George Petrolekas is on the Board of Directors of the CDA Institute and co-author of the 2013 and 2014 Strategic Outlook for Canada. Mr. Petrolekas served with NATO, in Bosnia, and Afghanistan and as an advisor to senior NATO commanders.
For the past week, Canada's attention has been consumed with events in Paris and other parts of Europe, provoking discussion on our core values as a democracy, and our solidarity with France. The threat of a resurgent al-Qaeda and the somewhat loose parallels of Canada's own recent experience with the attacks in Ottawa and Quebec triggered a visceral empathetic response, crowned by our emotional identification with France through her display of unity as millions marched in defiance of what terrorists sought to achieve.
Yet, at the same time, Canadians were in a continuing war against the Islamic State (IS), a subject which came to the fore again with the revelation that Canadian Special Forces soldiers had been engaged in an exchange of fire with IS fighters.
Some quickly described this as Canada having entered into ground combat, contrary to what both the government and the Canadian Forces had promised; that the ground mission to Iraq was to advise and assist the rehabilitation of the Iraqi Army. Instant polls questioned whether this was a pivotal moment in the minds of Canadians, reinforced by messages on Twitter that somehow Canada had crossed the Rubicon, and was now engaged at another level.
Notwithstanding detailed explanations on the concept of self-defence, the portrayal of the incident as combat misses a more important point – that the campaign against the IS does not have an immediate end in sight.
What happened a week ago is difficult to surmise; however a reasonable reconstruction is possible.
Canadian special forces were advising Iraqi soldiers on some aspect of a mission. This was being done far from the front line at a headquarters. Having plotted out a plan, a group of Canadians and Iraqi's moved towards the front to look at the terrain – a standard practice in any military. It appears the Canadians moved forward with a small protection team, which had a sniper in its ranks.
Arriving where they could observe the terrain, likely through binoculars, this group was engaged by IS mortars and machine guns – not small arms. That fact indicates that this was some distance from the front line – both machine guns and mortars engage at distances beyond half a kilometer. Having come under IS fire, the account is that a sniper engaged the mortar and machine gun teams, permitting the reconnaissance party to withdraw safely. Snipers engage at distances of more than 300 metres, up to a distance of 2 km.
These facts do not lend themselves to a conclusion that Canadians were in combat. And the distances surmised from the weapons used mean Canadians were close to the front line, but probably not on it. The response was limited to eliminating the immediate threat in self-defence, and clearly the Canadians and the Iraqi's were not drawn into a fire fight, or what could be termed as combat, as they withdrew quickly thereafter.
Though Canadians were assisting, or advising their Iraqi counterparts, they were not accompanying, or integrated into, Iraqi units as combatants as was the case in Afghanistan.
In Bosnia, on a UN peacekeeping mission, Canadians engaged belligerents when Canadian lives were threatened, but the aim was to safeguard Canadians, not to capture, seize or hold an objective through their actions. It is possible to be in a war, but not at war.

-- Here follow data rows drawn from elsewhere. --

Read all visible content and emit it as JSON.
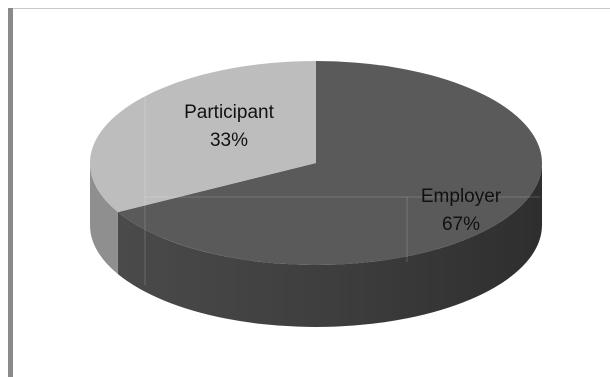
{
  "chart_data": {
    "type": "pie",
    "style": "3d",
    "title": "",
    "slices": [
      {
        "label": "Employer",
        "value": 67,
        "value_label": "67%",
        "color": "#5a5a5a"
      },
      {
        "label": "Participant",
        "value": 33,
        "value_label": "33%",
        "color": "#bdbdbd"
      }
    ],
    "legend": "none"
  }
}
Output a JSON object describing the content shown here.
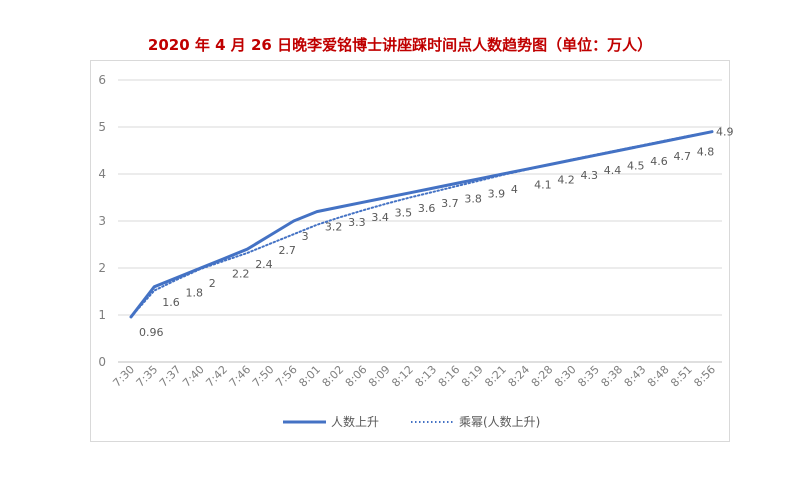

The concern about this engagement however eclipsed two far more important stories.
The first is that Canadian refuelling aircraft had delivered more than three million pounds of fuel to allied fighters. Based on fighter fuel loads, that means the Canadian refuelling plane enabled anywhere between 300 to 600 coalition sorties. Considering that the coalition has conducted 900 airstrikes in total, that is an immense contribution for a relatively small military. Coupled with 67 surveillance missions by the Aurora aircraft, this is possibly a greater contribution than the sum of our fighter contribution.
Secondly, CF briefers – Lieutenant-General Jonathan Vance and Brigadier-General Mike Rouleau – stressed time and again on Monday that although airstrikes had stopped IS from mounting further attacks and expanding, airpower alone could not dislodge it. At some point, an Iraqi ground force will be needed to defeat the IS. "We need to be patient" both counselled, with that patience lasting months if not well over a year.

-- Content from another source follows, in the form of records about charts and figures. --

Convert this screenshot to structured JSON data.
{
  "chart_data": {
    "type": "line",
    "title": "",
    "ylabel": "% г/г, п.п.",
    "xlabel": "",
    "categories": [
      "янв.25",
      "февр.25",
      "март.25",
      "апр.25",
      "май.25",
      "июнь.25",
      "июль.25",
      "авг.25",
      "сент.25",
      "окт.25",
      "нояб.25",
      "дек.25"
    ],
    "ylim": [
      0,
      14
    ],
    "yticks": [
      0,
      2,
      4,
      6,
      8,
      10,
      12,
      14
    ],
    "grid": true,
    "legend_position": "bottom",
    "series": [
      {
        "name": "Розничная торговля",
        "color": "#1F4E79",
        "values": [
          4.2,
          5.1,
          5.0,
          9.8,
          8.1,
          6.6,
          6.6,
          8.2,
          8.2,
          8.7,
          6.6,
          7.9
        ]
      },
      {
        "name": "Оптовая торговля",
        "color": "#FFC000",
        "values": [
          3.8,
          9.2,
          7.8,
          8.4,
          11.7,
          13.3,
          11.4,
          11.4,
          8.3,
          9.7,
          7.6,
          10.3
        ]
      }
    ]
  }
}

The training conducted by Canadians and allies at this moment is very low level, ranging from using simple weapons, teaching first aid, recovering vehicles stuck in mud, and how to call in air strikes. The training of Iraqi Divisions to go on the offensive has not yet begun – a crucial part of the strategy that has been missing from day one.
What this means, is that until that Iraqi ground force is trained, the air campaign will have to go on and on to keep IS fighters pinned down – for a year if not longer.
Whether Canadians will have that kind of patience, especially with the costs unknown, is another matter entirely.